Perhaps the most famous epigram in the Pensées is this one: “The infinite silence of these infinite spaces frightens me” (#206). It is not the infinite spaces, but their silence that seems to bother him most. In our time, we have set up space telescopes, radio search surveillances, and other devices to discover whether there is someone out there who is busily trying to contact us. Our science fiction is filled with two presuppositions: Either those beings “out there in the infinite spaces” are benevolent or they are hostile to us. If they are just like us, they probably have a bit of both.

And if the infinite spaces are not so silent, would we hear them if they spoke to us? That is the whole drama of the adventure we know as revelation. We are struck, moreover, about what we know of the age of the universe, its order, that it seems odd that beings exist in this same cosmos who seek to understand it, as if it is open to their understanding.
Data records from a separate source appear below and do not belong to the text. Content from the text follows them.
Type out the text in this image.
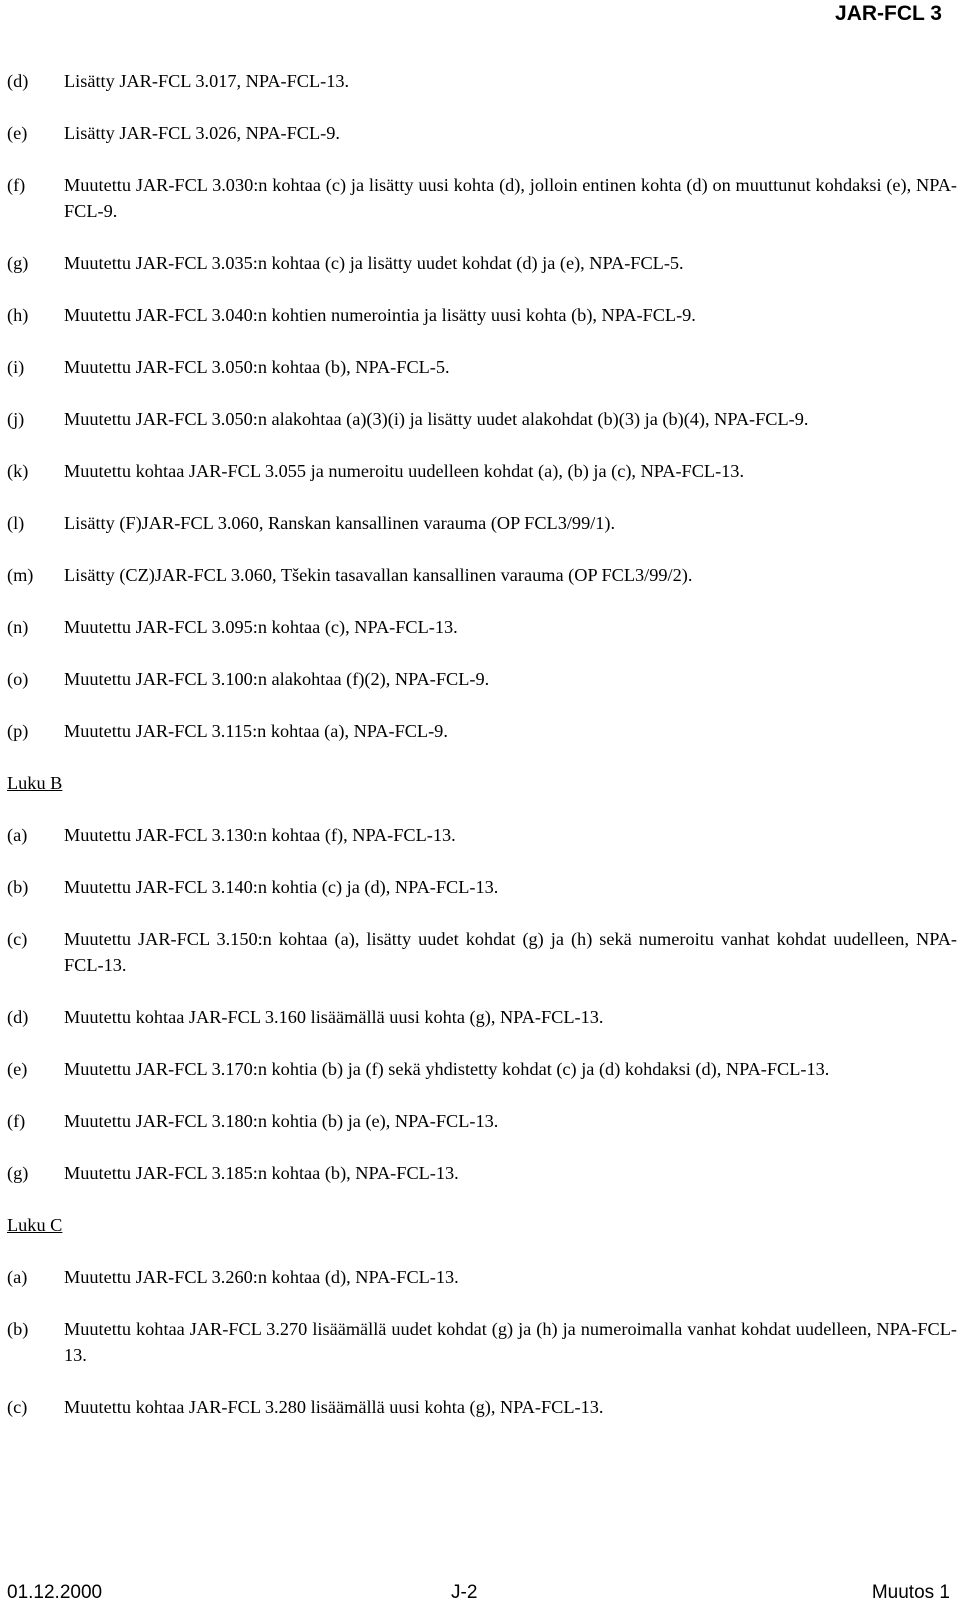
JAR-FCL 3
(d)	Lisätty JAR-FCL 3.017, NPA-FCL-13.
(e)	Lisätty JAR-FCL 3.026, NPA-FCL-9.
(f)	Muutettu JAR-FCL 3.030:n kohtaa (c) ja lisätty uusi kohta (d), jolloin entinen kohta (d) on muuttunut kohdaksi (e), NPA-FCL-9.
(g)	Muutettu JAR-FCL 3.035:n kohtaa (c) ja lisätty uudet kohdat (d) ja (e), NPA-FCL-5.
(h)	Muutettu JAR-FCL 3.040:n kohtien numerointia ja lisätty uusi kohta (b), NPA-FCL-9.
(i)	Muutettu JAR-FCL 3.050:n kohtaa (b), NPA-FCL-5.
(j)	Muutettu JAR-FCL 3.050:n alakohtaa (a)(3)(i) ja lisätty uudet alakohdat (b)(3) ja (b)(4), NPA-FCL-9.
(k)	Muutettu kohtaa JAR-FCL 3.055 ja numeroitu uudelleen kohdat (a), (b) ja (c), NPA-FCL-13.
(l)	Lisätty (F)JAR-FCL 3.060, Ranskan kansallinen varauma (OP FCL3/99/1).
(m)	Lisätty (CZ)JAR-FCL 3.060, Tšekin tasavallan kansallinen varauma (OP FCL3/99/2).
(n)	Muutettu JAR-FCL 3.095:n kohtaa (c), NPA-FCL-13.
(o)	Muutettu JAR-FCL 3.100:n alakohtaa (f)(2), NPA-FCL-9.
(p)	Muutettu JAR-FCL 3.115:n kohtaa (a), NPA-FCL-9.
Luku B
(a)	Muutettu JAR-FCL 3.130:n kohtaa (f), NPA-FCL-13.
(b)	Muutettu JAR-FCL 3.140:n kohtia (c) ja (d), NPA-FCL-13.
(c)	Muutettu JAR-FCL 3.150:n kohtaa (a), lisätty uudet kohdat (g) ja (h) sekä numeroitu vanhat kohdat uudelleen, NPA-FCL-13.
(d)	Muutettu kohtaa JAR-FCL 3.160 lisäämällä uusi kohta (g), NPA-FCL-13.
(e)	Muutettu JAR-FCL 3.170:n kohtia (b) ja (f) sekä yhdistetty kohdat (c) ja (d) kohdaksi (d), NPA-FCL-13.
(f)	Muutettu JAR-FCL 3.180:n kohtia (b) ja (e), NPA-FCL-13.
(g)	Muutettu JAR-FCL 3.185:n kohtaa (b), NPA-FCL-13.
Luku C
(a)	Muutettu JAR-FCL 3.260:n kohtaa (d), NPA-FCL-13.
(b)	Muutettu kohtaa JAR-FCL 3.270 lisäämällä uudet kohdat (g) ja (h) ja numeroimalla vanhat kohdat uudelleen, NPA-FCL-13.
(c)	Muutettu kohtaa JAR-FCL 3.280 lisäämällä uusi kohta (g), NPA-FCL-13.
01.12.2000	J-2	Muutos 1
The epigram that follows the “infinite spaces” one is as follows: “How many kingdoms know us not!” (#207). These words are not posed as a question, but as an exclamation of astonishment. I was reading the first chapters of the First Book of Chronicles, with its lists and lists of who begot whom. It is like reading the genealogies of the Chinese emperors, or even the kings of England, not to mention Roman emperors.

Both the infinite spaces and the kingdoms that know us not are designed to subdue our pride. Charles Murray recently had an essay in which he made the very Aristotelian argument that it is only in small towns and cities that people can know and be friendly with each other (Commentary, June 2015). Yet if the infinite spaces tell us nothing and we are unknown to most kingdoms of the world, far from subduing our pride, it gives us the impression that we can make of ourselves whatever we want, which, give or take a few distinctions, is the definition of pride.

Pascal lists what he calls the “objections of atheists.” In the silence of the infinite spaces, his recording of the reason for the atheism of atheists is remarkable: “But we have no light” (#228).

If I understand Plato correctly, the problem of the philosopher was that he had too much light. He was dizzied not because there was nothing to see, but because there was so much to see that his powers of seeing were overwhelmed.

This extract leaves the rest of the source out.